Yeah you're one out of a hundred. Course when I started in this gig about 137 years go with the old tectors we had to dig everything anyway cause there was no discrimination and all the fancy stuff they have today.

Bill.
 
Thanks Uncle Willy.
It helps to that I had a detector back in the 90's when I was 14 yaers old ish.
Though I was too young to concentrate etc..
 
My experience is a bit different perhaps.

Here in New Mexico, the soil is very mineralized. Depending on where you have the sensitivity set, using the 12.5 inch coil produces a lot of false signals, and forced resets typically caused by static electricity, or so it appears. After a lot of frustration, I've stuck with the 9.5 inch coil. The auto balance works better with the smaller one too.

You mentioned setting the bi-level and bell tone together (in discriminate mode where they're applicable). That works, but adds some processing time which slows the detector down a bit. You can test this yourself, and you should. Try putting a penny and a piece of aluminum foil about two feet apart, and scan over both on each sweep. Try it with and without the sound aids tuned on.

Once you get adept at using the all metal mode, that's about all you will use. Yes, you have to pay closer attention to the display, but you'll end up digging less, not more, in all metal mode.

Alan Applegate

PS: I'm on my 6th set of batteries (≈175 hours), so I'm still learning too!
 
Alan, thanks for your comments. I realize that zero discriminate is not the same as all metal, but with the visual aids and bi-level and belltone sounds,
the visuals and sounds seem to respond and recover much faster than in coin mode. The biggest problem I encounter with this setup is the cacophony of sounds.
Sometimes it becomes overwhelming and I have to go back to coin mode, just for my senses to recover. But I find that this mode of detecting pays off in more
difficult ground, especially trashy and high iron presence. Now to get rid of those pesky rusty iron nails...........
 
Jugghead, what you have with the quarter is a "clipped" coin.. It was cut with a chisel and hammer on a solid surface.. In those days small change like half-dimes, 2 cent pieces, etc. were relatively scarce in many rural areas, especially. A quarter clipped into 3 pcs. would probably have passed as 8 or 10 cents. One cut in two was worth 12 1/2 cents, known as a "bit". Thus a quarter was "two bits".

Thereby giving rise to the Jr. High Cheerleader chant, "2 bits, 4 bits, 6 bits, a dollar".

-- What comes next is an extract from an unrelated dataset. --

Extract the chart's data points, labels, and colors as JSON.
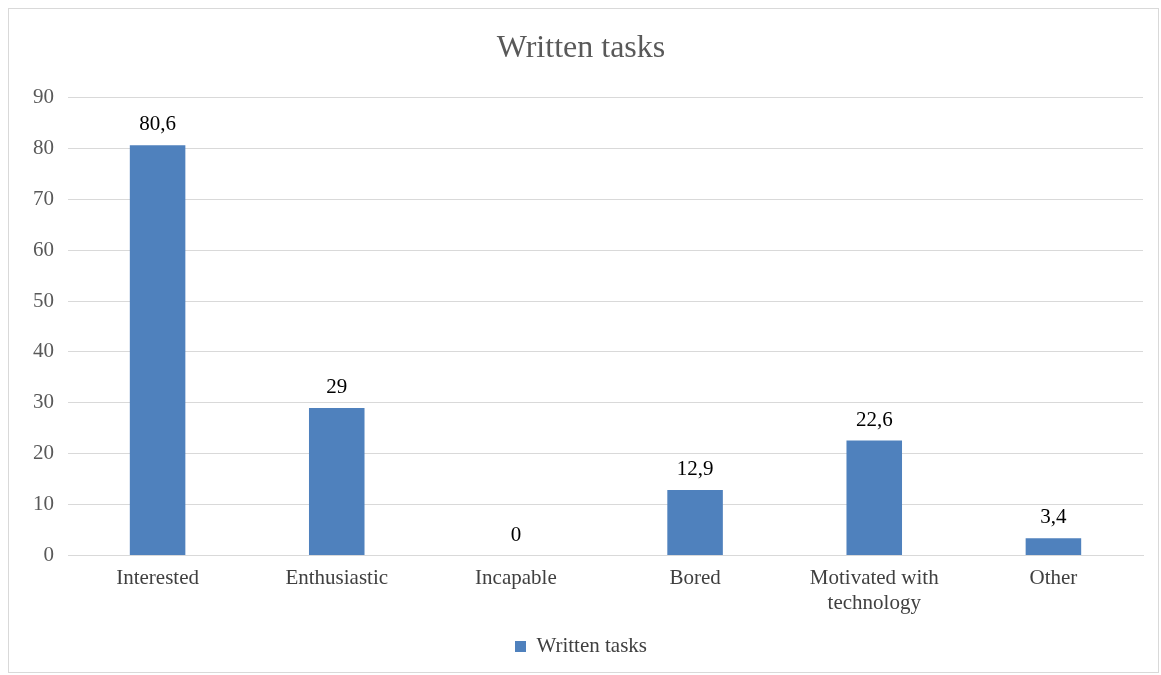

When I was a lad 137 1/2 years ago, many people called a quarter "two bits" all the time.

I'm aware that there was a Spanish gold coin known as a "bit", also. But very few people in farming communities and rural areas of America were even aware that there were Spanish gold coins.

Anyway that is a nice find with an interesting condition.

Musketeer
 
Yeah two bits, four bits, six bits, a dollar was common nomenclature in my day 137 years ago. Two bits used to pay my way into the movies and buy me a box of popcoen. a coke, and a candy bar. Ah for the good old days. :) What's that same gig worth today - twenty bucks or so?

When folks complain about silver being scarce at a hunt site I remind them how much it was worth back then and people didn't just run around losing it all over the place and carried it in a coin purse or a Bull Durham sack. Losing a quarter back then was a major crisis especially during the Depression when most folks worked for one dollar a day or less. My Ma worked at a hotel seven days a week, 12 hours a day, for $7.00 a week - and that paid our rent for a month.

Bill
 
You are so right jugghead...the zero mode has faster recovery than when it has to reject a targets metal in other modes. Another way to speed up the machine is to turn OFF Imaging while hunting and just use it when you press pinpoint. This will make your recovery speed go way up and the machine will be more accurate also when the processor isnt taxed to much.

Alan
 
Yeh Jugghead the monotonous sound in all metal can get very annoying fast...I change the respnose tones when I get sick of hearing the one..and it hepls for an hour or so then on to another tone.
Hopefully when Garrett get a new high end machine out with all metal they will put some more tones on it like there disc mode has. I use all 3 in that mode.

Alan
 
Jugghead, I think I got the other piece of your seated quarter.